The current and voltage changes based on the time (reflecting waves). I just need an equation for that specific circuit in terms of i or v. I think it should be able to be figured out with a KVL/KCL....

 

Then I suggest you consider using Thevenin's Equivalent to put the circuit you have into a form that will prepare you for the next step in the process once you know more about the nature of the load.

hgmjr

 

I know the Thevenin's equivalent works, but it is a bit more difficult to program... but I guess I may try that if I can't get any help. Thanks

 

As far as the AC behavior of the circuit is concerned, the value of the battery has no effect on the impedance of the network. Your network is essentially two resistors in parallel. Transmission lines at DC are trivial and uninteresting. As you sweep the frequency higher, the dimensions of the transmission line and the components will become significant, and again the fixed DC voltage is irrelevant.

 

The DC voltage will affect the steady state value of the voltage and current of the entire circuit. For a better idea of what I am working on, I'll attach the whole circuit... Basically what happens is that the circuit is at a steady state high (Vcc1 is attached to the transmission line) the circuit is switched and will go to a steady state low. While switching, voltages and currents are reflected at discontinuities on the circuit.

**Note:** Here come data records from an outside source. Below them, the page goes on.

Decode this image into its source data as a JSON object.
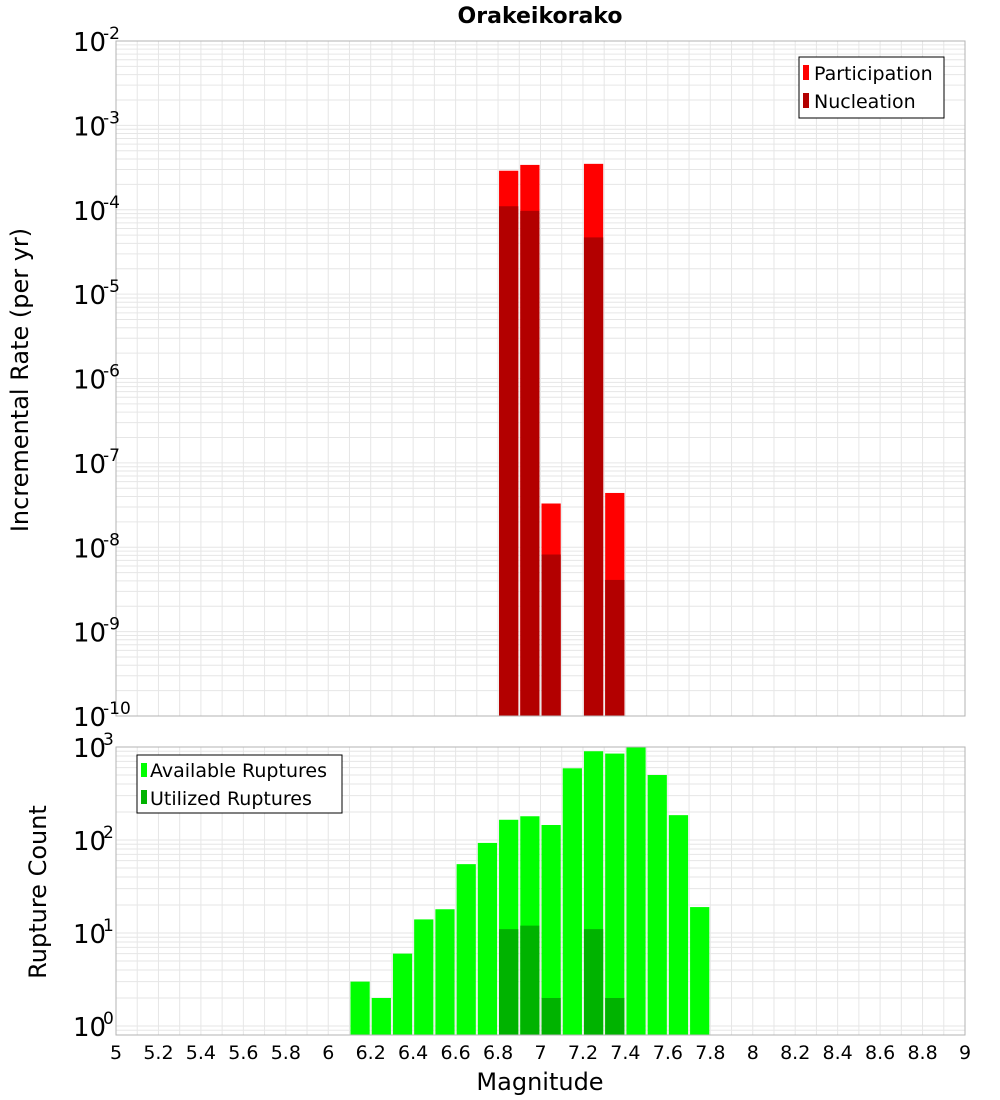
{
  "chart_data": [
    {
      "type": "bar",
      "title": "Orakeikorako",
      "xlabel": "",
      "ylabel": "Incremental Rate (per yr)",
      "yscale": "log",
      "ylim": [
        1e-10,
        0.01
      ],
      "xlim": [
        5,
        9
      ],
      "bin_width": 0.1,
      "grid": true,
      "legend_position": "top-right",
      "series": [
        {
          "name": "Participation",
          "color": "#ff0000",
          "x": [
            6.85,
            6.95,
            7.05,
            7.25,
            7.35
          ],
          "values": [
            0.00029,
            0.00034,
            3.3e-08,
            0.00035,
            4.4e-08
          ]
        },
        {
          "name": "Nucleation",
          "color": "#b30000",
          "x": [
            6.85,
            6.95,
            7.05,
            7.25,
            7.35
          ],
          "values": [
            0.00011,
            9.7e-05,
            8.2e-09,
            4.7e-05,
            4.1e-09
          ]
        }
      ]
    },
    {
      "type": "bar",
      "xlabel": "Magnitude",
      "ylabel": "Rupture Count",
      "yscale": "log",
      "ylim": [
        0.8,
        1000
      ],
      "xlim": [
        5,
        9
      ],
      "bin_width": 0.1,
      "grid": true,
      "legend_position": "top-left",
      "x_ticks": [
        "5",
        "5.2",
        "5.4",
        "5.6",
        "5.8",
        "6",
        "6.2",
        "6.4",
        "6.6",
        "6.8",
        "7",
        "7.2",
        "7.4",
        "7.6",
        "7.8",
        "8",
        "8.2",
        "8.4",
        "8.6",
        "8.8",
        "9"
      ],
      "series": [
        {
          "name": "Available Ruptures",
          "color": "#00ff00",
          "x": [
            6.15,
            6.25,
            6.35,
            6.45,
            6.55,
            6.65,
            6.75,
            6.85,
            6.95,
            7.05,
            7.15,
            7.25,
            7.35,
            7.45,
            7.55,
            7.65,
            7.75
          ],
          "values": [
            3,
            2,
            6,
            14,
            18,
            55,
            93,
            165,
            180,
            145,
            590,
            900,
            850,
            1000,
            500,
            185,
            19
          ]
        },
        {
          "name": "Utilized Ruptures",
          "color": "#00b300",
          "x": [
            6.85,
            6.95,
            7.05,
            7.25,
            7.35
          ],
          "values": [
            11,
            12,
            2,
            11,
            2
          ]
        }
      ]
    }
  ]
}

I am building a model of this in mathcad, trying to show the reflections in a bergeron diagram.

 

That was helpful, since your original drawing was incorrect. In it you had the negative battery terminal connected to the high resistor, and the positive battery terminal connected to GROUND. The steady state voltages and currents are straightforward. There is a voltage divider with R1(high) in series with the parallel combination of Rs(low) and R1(low), if we are neglecting the DC resistance of the transmission line. Transient solutions however complicated will asymptotically approach that value. As I said in my previous post the transmission line sees R1(high) in parallel with R1(low) as the termination impedance. The reflection coefficient will determine the magnitude of the reflections.